DAP servers that return ISO-19115 documents do not always return useful ISO-19115 documents because sometimes the underlying datasets lack information needed by the ISO standard. In the case where required information is missing, it is simply marked as 'null.' A very useful improvement to this server would be an editing tool that would enable a data provider to easily supplant the metadata in the automatically generated document. This can be done now using NCML or an Ancillary DAS on the DAP server, but it requires that the person configuring the DAP-DataONE server also have access to the DAP server. If this metadata editing and augmentation ability were combined with local metadata document caching, two issues - performance and usefulness - could be addressed at once.

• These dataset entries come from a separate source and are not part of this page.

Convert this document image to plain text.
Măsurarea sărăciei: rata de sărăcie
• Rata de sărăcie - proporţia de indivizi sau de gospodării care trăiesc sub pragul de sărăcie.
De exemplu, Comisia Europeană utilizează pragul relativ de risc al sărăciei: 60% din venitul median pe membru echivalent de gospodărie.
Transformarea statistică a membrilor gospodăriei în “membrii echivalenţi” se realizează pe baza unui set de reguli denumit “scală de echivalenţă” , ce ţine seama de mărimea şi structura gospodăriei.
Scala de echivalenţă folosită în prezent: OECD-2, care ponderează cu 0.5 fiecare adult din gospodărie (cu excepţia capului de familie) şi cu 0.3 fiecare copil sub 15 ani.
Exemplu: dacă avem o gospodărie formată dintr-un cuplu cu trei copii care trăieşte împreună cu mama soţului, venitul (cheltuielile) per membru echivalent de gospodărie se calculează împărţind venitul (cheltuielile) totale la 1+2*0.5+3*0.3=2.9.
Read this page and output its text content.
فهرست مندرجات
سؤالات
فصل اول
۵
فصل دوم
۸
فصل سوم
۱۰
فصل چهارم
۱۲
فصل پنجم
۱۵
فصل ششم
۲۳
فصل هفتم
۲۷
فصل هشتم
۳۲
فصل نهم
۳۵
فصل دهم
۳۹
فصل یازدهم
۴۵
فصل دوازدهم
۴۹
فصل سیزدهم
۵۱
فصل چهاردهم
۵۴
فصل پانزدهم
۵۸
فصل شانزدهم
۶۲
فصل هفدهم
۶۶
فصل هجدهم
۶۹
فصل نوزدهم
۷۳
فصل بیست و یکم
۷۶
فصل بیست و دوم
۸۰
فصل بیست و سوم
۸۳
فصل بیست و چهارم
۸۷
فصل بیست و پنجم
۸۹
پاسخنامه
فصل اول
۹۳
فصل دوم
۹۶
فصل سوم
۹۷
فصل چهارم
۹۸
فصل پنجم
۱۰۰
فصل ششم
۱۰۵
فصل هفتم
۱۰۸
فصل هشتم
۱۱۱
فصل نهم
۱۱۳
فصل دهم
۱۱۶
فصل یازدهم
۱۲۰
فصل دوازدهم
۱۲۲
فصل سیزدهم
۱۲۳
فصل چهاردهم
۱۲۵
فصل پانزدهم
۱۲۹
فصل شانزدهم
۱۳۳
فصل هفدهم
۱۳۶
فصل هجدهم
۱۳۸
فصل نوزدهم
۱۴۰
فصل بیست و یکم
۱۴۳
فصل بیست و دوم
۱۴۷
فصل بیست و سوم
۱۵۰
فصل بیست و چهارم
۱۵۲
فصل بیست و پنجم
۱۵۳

The process of adding datasets is somewhat tedious. If the DAP-DataONE server could automate this, possibly in combination with a web interface, it would be much easier to manage a large number of datasets. As it stands, the database is edited using a command-line tool that is somewhat limited in its abilities (see DAPD1DatasetsDatabase for more information.

Limitations

DataONE, as was said earlier, is a complete data system that addresses a number of issues in the data management life-cycle. DAP is a protocol used to access data. The strengths of DAP are its ability to hide storage format and to provide server processing functions and subsetting operations. However, the latter two of those three features are accessed using a web services API, which is currently out of scope for DataONE. There is a real likelihood that the version 2 DataONE Member Node protocol will include support for web services at the same level as the version 1 protocol includes support for file formats but, that is currently not the case. This means that SDO access by the DAP-DataONE server is limited to either entire DAP datasets or preconfigured subsets of datasets. For datasets served by DAP that are aggregations of thousands of large files (e.g., satellite-derived time series data), it is simply not practical to access them using DataONE version 1. It is possible to configure 'useful subsets' of those and make them available - because the DAP URLs for subsets are distinct from those that reference the entire dataset - but those subsets must be hardwired by the person who configures the DAP-DataONE server. This limitation is fundamental to the designs of DAP and DataONE, not the DAP-DataONE server.